Sinyal GPS di Tel Aviv Rusak karena Israel Takut akan Serangan Rudal Iran

Sinyal GPS di Tel Aviv, Israel kacau pada hari Kamis, menyebabkan layanan seperti peta ponsel pintar dan pengiriman makanan menjadi rusak, menurut laporan baru dari Israel Waktu Israel. Meskipun hal ini belum dikonfirmasi secara resmi, tampaknya militer Israel bertanggung jawab atas gangguan GPS tersebut karena negara tersebut mengantisipasi serangan rudal balasan dari Iran dalam beberapa hari mendatang.

“Seperti apa pengacakan GPS pada masa perang,” salah satu warga Tel Aviv menulis pada X. “Saya melakukan perjalanan selama 6 menit dengan skuter sewaan di Tel Aviv dan aplikasi mengira saya melakukan perjalanan sejauh 200 km ke Beirut.”

Sudah menjadi hal biasa bagi Israel untuk mengacak sinyal GPS di wilayah udara utaranya setelah serangan teroris pada 7 Oktober 2023, dalam upaya untuk mengacaukan rudal yang diluncurkan oleh Israel. Hizbullah dari Lebanon. Namun spoofing GPS pada hari Kamis—yang mengganggu aplikasi seperti Waze, Google Maps, dan Gett Taxi—tampaknya merupakan taktik pertama yang diterapkan di kota besar Tel Aviv sejak perang dimulai.

Baca juga  Berapa Banyak Kafein yang Terlalu Banyak?

Israel diyakini berada di balik a serangan rudal di kedutaan Iran di Damaskus, Suriah pada hari Senin yang menewaskan Mohammad Reza Zahedi, seorang anggota tinggi militer Iran.

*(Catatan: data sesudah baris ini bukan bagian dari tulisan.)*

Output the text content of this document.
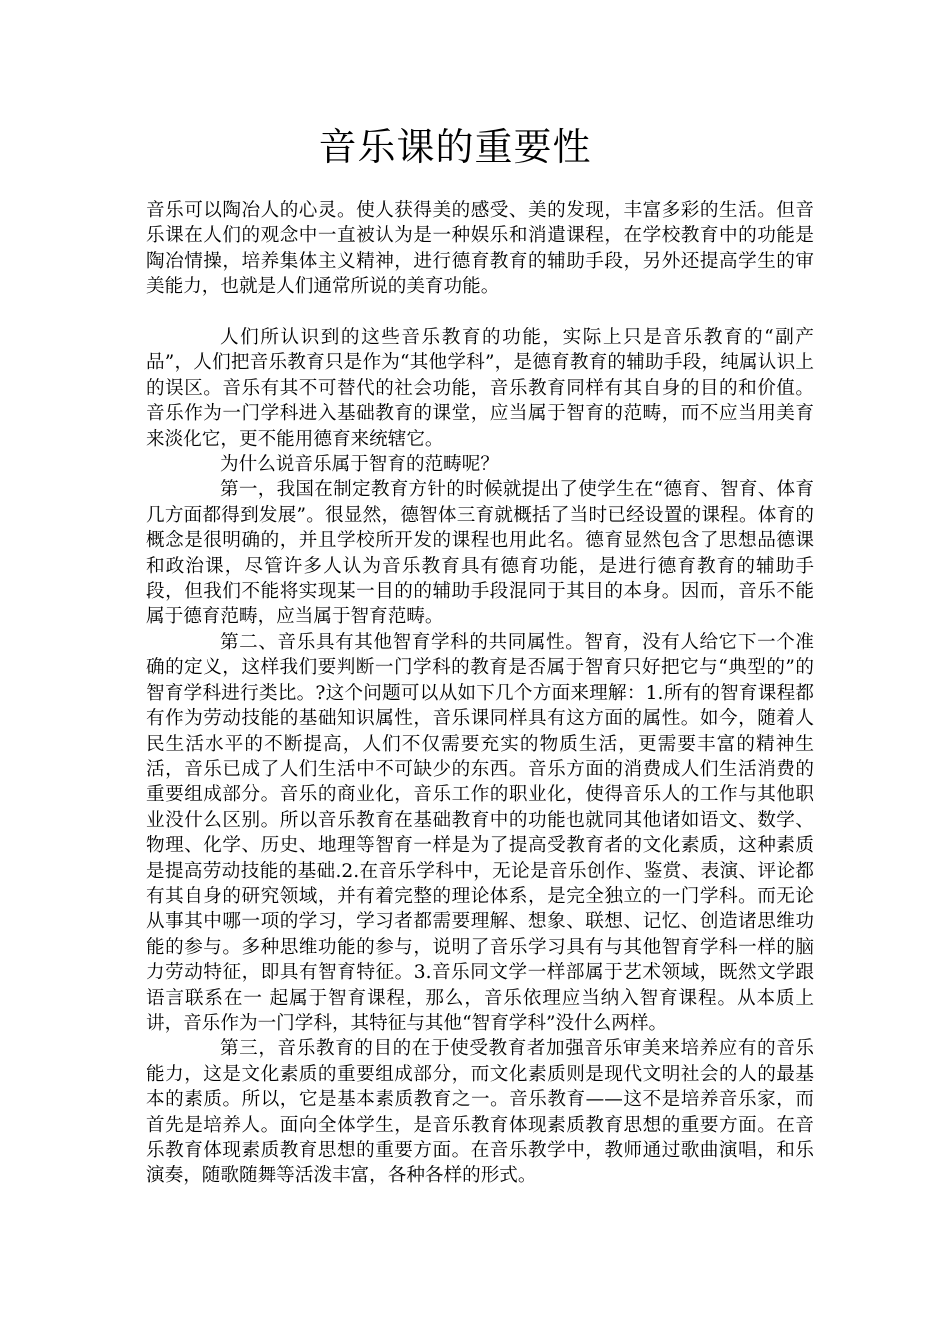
音乐课的重要性

音乐可以陶冶人的心灵。使人获得美的感受、美的发现，丰富多彩的生活。但音乐课在人们的观念中一直被认为是一种娱乐和消遣课程，在学校教育中的功能是陶冶情操，培养集体主义精神，进行德育教育的辅助手段，另外还提高学生的审美能力，也就是人们通常所说的美育功能。

人们所认识到的这些音乐教育的功能，实际上只是音乐教育的“副产品”，人们把音乐教育只是作为“其他学科”，是德育教育的辅助手段，纯属认识上的误区。音乐有其不可替代的社会功能，音乐教育同样有其自身的目的和价值。音乐作为一门学科进入基础教育的课堂，应当属于智育的范畴，而不应当用美育来淡化它，更不能用德育来统辖它。

为什么说音乐属于智育的范畴呢？

第一，我国在制定教育方针的时候就提出了使学生在“德育、智育、体育几方面都得到发展”。很显然，德智体三育就概括了当时已经设置的课程。体育的概念是很明确的，并且学校所开发的课程也用此名。德育显然包含了思想品德课和政治课，尽管许多人认为音乐教育具有德育功能，是进行德育教育的辅助手段，但我们不能将实现某一目的的辅助手段混同于其目的本身。因而，音乐不能属于德育范畴，应当属于智育范畴。

第二、音乐具有其他智育学科的共同属性。智育，没有人给它下一个准确的定义，这样我们要判断一门学科的教育是否属于智育只好把它与“典型的”的智育学科进行类比。?这个问题可以从如下几个方面来理解：1.所有的智育课程都有作为劳动技能的基础知识属性，音乐课同样具有这方面的属性。如今，随着人民生活水平的不断提高，人们不仅需要充实的物质生活，更需要丰富的精神生活，音乐已成了人们生活中不可缺少的东西。音乐方面的消费成人们生活消费的重要组成部分。音乐的商业化，音乐工作的职业化，使得音乐人的工作与其他职业没什么区别。所以音乐教育在基础教育中的功能也就同其他诸如语文、数学、物理、化学、历史、地理等智育一样是为了提高受教育者的文化素质，这种素质是提高劳动技能的基础.2.在音乐学科中，无论是音乐创作、鉴赏、表演、评论都有其自身的研究领域，并有着完整的理论体系，是完全独立的一门学科。而无论从事其中哪一项的学习，学习者都需要理解、想象、联想、记忆、创造诸思维功能的参与。多种思维功能的参与，说明了音乐学习具有与其他智育学科一样的脑力劳动特征，即具有智育特征。3.音乐同文学一样部属于艺术领域，既然文学跟语言联系在一 起属于智育课程，那么，音乐依理应当纳入智育课程。从本质上讲，音乐作为一门学科，其特征与其他“智育学科”没什么两样。

第三，音乐教育的目的在于使受教育者加强音乐审美来培养应有的音乐能力，这是文化素质的重要组成部分，而文化素质则是现代文明社会的人的最基本的素质。所以，它是基本素质教育之一。音乐教育——这不是培养音乐家，而首先是培养人。面向全体学生，是音乐教育体现素质教育思想的重要方面。在音乐教育体现素质教育思想的重要方面。在音乐教学中，教师通过歌曲演唱，和乐演奏，随歌随舞等活泼丰富，各种各样的形式。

Israel membantah berada di balik serangan tersebut, namun para pejabat AS telah menegaskan bahwa mereka mengira Israellah yang melancarkan serangan tersebut dan memang mereka yang melakukan serangan tersebut memberi isyarat kepada Iran bahwa Amerika tidak terlibat.

Serangan di Suriah telah menyebabkan Israel bersiap menghadapi potensi serangan balasan yang mungkin terjadi dalam waktu dekat. Faktanya, Amos Yadlin, mantan kepala intelijen tingkat tinggi di Israel, mengatakan kepada Israel Teknologi C outlet berita dia memperkirakan Iran akan mencoba menyerang Israel pada hari Jumat, hari terakhir Ramadhan.

“Saya tidak akan terkejut jika Iran akan mengambil tindakan besok. Jangan panik. Jangan lari ke tempat perlindungan,” kata Yadlin kepada CTech, mengutip sistem pertahanan rudal Israel yang kuat. “Berhati-hatilah untuk besok dan kemudian, tergantung pada konsekuensi dari serangan tersebut, serangan tersebut mungkin akan meningkat.”

Baca juga  9.000 pasien Palestina memerlukan evakuasi darurat dari Gaza

Sebagaimana dicatat oleh Bloomberg, setiap serangan langsung dari Iran terhadap kota besar Israel akan menjadi eskalasi yang berisiko memperluas perangyang dimulai pada 7 Oktober setelah Hamas melancarkan serangan yang menewaskan sekitar 1.200 warga Israel. 240 warga Israel lainnya disandera. Setidaknya 32.600 warga Palestina tewas dalam perang yang terjadi di Gaza, menurut laporan tersebut Asosiasi negara-negara.

AS telah melakukan latihan spoofing GPS, meskipun tidak ada kasus yang diketahui dimana negara tersebut menggunakannya dalam perang. Ukraina, Rusia, dan Cina juga telah menerapkan taktik ini dalam beberapa tahun terakhir. Namun masih belum jelas apakah upaya Israel untuk mengacaukan roket Iran akan berhasil. Dunia mungkin akan mengetahuinya lebih cepat.